This week’s article is a heterogeneous amalgamation of reflections on recent events, the most important of which was the European Central Bank’s (ECB) push into a negative interest rate policy.
The European Central Bank took extraordinary steps this past week to stave off the threat of deflationary pressures in Europe. This included cutting key interest rates below zero for the first time in a bid to get banks to lend more to credit-starved customers and would make, for a start, up to €400 billion ($545 billion) in cheap loans available to banks later this year. The ECB hopes that the banks will lend more to the private sector in the future.
The lengthy four-year maturity on the loans is another first for the ECB and it underscores the worry that sluggish consumer prices and falling credit could create a self-feeding spiral, depressing wages and job creation as well. For now, the ECB stopped short of more direct liquidity interventions it has considered, such as the kind of asset purchases deployed in recent years in the U.S. and U.K.
The problem for the Eurozone is shown in the following chart:
Abnormally high levels of unemployment leave little demand for credit.
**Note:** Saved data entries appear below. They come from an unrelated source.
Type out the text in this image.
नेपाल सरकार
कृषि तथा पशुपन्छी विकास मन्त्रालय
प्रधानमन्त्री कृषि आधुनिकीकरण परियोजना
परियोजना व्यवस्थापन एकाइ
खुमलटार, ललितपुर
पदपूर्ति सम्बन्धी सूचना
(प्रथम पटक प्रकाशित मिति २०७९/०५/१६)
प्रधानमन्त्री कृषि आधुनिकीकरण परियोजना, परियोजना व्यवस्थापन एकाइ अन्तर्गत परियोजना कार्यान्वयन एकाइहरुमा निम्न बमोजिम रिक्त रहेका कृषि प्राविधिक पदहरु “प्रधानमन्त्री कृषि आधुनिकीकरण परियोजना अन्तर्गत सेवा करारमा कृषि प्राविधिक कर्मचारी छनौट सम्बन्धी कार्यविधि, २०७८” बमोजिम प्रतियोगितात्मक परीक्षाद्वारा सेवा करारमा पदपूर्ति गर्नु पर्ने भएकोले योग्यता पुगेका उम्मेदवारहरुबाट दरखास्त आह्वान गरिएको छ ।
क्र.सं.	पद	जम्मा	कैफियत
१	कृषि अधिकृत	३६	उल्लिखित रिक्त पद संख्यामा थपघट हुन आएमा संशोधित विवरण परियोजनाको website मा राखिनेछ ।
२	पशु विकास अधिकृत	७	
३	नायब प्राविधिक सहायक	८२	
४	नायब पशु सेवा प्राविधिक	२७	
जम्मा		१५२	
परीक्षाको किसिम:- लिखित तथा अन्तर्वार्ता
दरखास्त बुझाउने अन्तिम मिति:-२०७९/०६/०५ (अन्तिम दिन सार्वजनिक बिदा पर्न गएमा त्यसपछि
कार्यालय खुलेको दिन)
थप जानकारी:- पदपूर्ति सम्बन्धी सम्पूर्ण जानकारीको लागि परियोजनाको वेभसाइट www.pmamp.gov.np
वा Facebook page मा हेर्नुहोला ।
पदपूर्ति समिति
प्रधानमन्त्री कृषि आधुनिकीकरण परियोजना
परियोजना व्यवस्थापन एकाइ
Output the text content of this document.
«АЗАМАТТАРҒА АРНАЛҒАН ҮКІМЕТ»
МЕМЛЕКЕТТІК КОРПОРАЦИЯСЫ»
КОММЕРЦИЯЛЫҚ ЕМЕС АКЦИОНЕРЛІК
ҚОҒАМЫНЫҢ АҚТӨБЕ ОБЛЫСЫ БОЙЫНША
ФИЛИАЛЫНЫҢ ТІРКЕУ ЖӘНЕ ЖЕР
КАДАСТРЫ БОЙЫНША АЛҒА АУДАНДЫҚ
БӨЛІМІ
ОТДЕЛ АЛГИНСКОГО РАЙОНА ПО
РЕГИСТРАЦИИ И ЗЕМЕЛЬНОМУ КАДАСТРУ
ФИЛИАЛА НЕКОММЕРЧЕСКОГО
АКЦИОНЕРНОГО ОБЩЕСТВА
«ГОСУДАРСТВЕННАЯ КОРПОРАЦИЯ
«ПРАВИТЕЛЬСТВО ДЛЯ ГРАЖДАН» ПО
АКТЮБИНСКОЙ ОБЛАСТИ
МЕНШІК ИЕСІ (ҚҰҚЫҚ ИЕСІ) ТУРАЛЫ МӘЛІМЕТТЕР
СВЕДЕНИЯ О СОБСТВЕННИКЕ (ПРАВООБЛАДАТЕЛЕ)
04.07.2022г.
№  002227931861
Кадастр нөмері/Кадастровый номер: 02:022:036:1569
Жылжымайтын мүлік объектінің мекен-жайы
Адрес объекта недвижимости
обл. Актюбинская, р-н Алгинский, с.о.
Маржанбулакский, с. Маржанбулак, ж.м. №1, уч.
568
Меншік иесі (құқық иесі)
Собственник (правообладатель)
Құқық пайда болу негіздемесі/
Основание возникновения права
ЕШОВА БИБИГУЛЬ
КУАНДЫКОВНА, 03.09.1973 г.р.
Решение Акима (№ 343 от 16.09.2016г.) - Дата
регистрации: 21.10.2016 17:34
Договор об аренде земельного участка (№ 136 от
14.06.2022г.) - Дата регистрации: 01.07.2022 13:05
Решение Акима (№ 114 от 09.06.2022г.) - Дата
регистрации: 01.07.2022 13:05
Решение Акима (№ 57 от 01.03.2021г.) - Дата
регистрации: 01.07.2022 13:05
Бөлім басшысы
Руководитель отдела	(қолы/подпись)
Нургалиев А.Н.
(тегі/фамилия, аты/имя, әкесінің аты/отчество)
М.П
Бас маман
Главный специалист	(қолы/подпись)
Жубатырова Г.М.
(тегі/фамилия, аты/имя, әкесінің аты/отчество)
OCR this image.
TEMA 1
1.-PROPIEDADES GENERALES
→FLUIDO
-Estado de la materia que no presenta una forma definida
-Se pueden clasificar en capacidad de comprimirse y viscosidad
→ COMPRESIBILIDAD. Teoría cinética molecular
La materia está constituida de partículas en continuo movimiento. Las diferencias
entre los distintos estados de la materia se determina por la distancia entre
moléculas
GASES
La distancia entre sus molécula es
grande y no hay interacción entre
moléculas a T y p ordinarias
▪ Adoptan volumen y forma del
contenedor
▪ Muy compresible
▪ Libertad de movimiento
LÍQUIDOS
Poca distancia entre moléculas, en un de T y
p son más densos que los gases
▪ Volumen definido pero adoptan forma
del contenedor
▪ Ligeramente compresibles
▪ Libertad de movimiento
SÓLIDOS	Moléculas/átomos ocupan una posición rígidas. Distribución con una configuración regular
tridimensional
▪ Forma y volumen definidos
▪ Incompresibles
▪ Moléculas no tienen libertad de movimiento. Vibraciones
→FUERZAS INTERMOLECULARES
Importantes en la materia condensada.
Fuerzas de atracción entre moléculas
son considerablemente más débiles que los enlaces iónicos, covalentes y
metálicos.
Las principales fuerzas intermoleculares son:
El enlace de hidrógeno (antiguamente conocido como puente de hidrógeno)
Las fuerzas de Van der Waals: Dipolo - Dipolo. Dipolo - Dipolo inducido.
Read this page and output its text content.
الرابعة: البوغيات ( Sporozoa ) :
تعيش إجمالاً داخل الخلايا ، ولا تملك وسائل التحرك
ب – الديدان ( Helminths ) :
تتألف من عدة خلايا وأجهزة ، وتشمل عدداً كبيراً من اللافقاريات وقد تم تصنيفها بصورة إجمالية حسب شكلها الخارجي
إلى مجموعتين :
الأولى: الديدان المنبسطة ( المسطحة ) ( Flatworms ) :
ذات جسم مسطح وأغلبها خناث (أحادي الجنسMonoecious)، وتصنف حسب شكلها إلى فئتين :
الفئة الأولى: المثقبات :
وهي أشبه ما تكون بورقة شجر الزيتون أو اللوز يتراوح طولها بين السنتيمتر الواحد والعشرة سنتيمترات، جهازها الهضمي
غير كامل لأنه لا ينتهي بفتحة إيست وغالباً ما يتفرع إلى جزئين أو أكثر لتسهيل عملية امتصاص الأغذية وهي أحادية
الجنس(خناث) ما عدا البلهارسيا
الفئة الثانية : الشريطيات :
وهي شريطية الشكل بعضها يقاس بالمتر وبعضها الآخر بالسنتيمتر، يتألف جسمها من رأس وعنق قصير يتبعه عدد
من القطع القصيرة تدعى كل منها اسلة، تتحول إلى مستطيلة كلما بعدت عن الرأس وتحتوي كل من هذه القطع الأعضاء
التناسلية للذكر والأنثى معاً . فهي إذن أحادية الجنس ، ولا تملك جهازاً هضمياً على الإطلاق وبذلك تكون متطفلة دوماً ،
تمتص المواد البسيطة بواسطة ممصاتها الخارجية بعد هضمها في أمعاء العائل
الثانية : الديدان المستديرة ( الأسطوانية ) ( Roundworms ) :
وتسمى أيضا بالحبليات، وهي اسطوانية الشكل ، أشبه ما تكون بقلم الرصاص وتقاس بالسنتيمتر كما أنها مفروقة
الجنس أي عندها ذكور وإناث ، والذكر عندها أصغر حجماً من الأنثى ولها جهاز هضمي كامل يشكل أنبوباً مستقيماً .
However, Central Banks continue to operate under the premise that by providing cheaper credit, consumers will borrow in order to consume. However, this Keynesian economic theory is based on a flawed assumption that consumption comes before production. Patrick Barron at the Ludwig Von Mises Institute made a great point recently stating:
“Keynes’s dogma, as stated in his magnum opus, The General Theory of Employment, Interest and Money, attempts to refute Say’s Law, also known as the Law of Markets. J.B. Say explained that money is a conduit or agent for facilitating the exchange of goods and services of real value. Thus, the farmer does not necessarily buy his car with dollars but with corn, wheat, soybeans, hogs, and beef. Likewise, the baker buys shoes with his bread. Notice that the farmer and the baker could purchase a car and shoes respectively only after producing something that others valued. The value placed on the farmer’s agricultural products and the baker’s bread is determined by the market. If the farmer’s crops failed or the baker’s bread failed to rise, they would not be able to consume because they had nothing that others valued with which to obtain money first.
But Keynes tried to prove that production followed demand and not the other way around. He famously stated that governments should pay people to dig holes and then fill them back up in order to put money into the hands of the unemployed, who then would spend it and stimulate production. But notice that the hole diggers did not produce a good or service that was demanded by the market. Keynesian aggregate demand theory is nothing more than a justification for counterfeiting. It is a theory of capital consumption and ignores the irrefutable fact that production is required prior to consumption.”
There is one other issue with the idea of government stimulus. Paying people to produce something is one thing; however, the dollars used to pay those individuals came from the taxes on income that was derived by production elsewhere.Production MUST come first. Despite the Federal Reserve’s ongoing balance sheet expansion, there has been relatively little economic expansion outside of what has been driven primarily by population growth alone.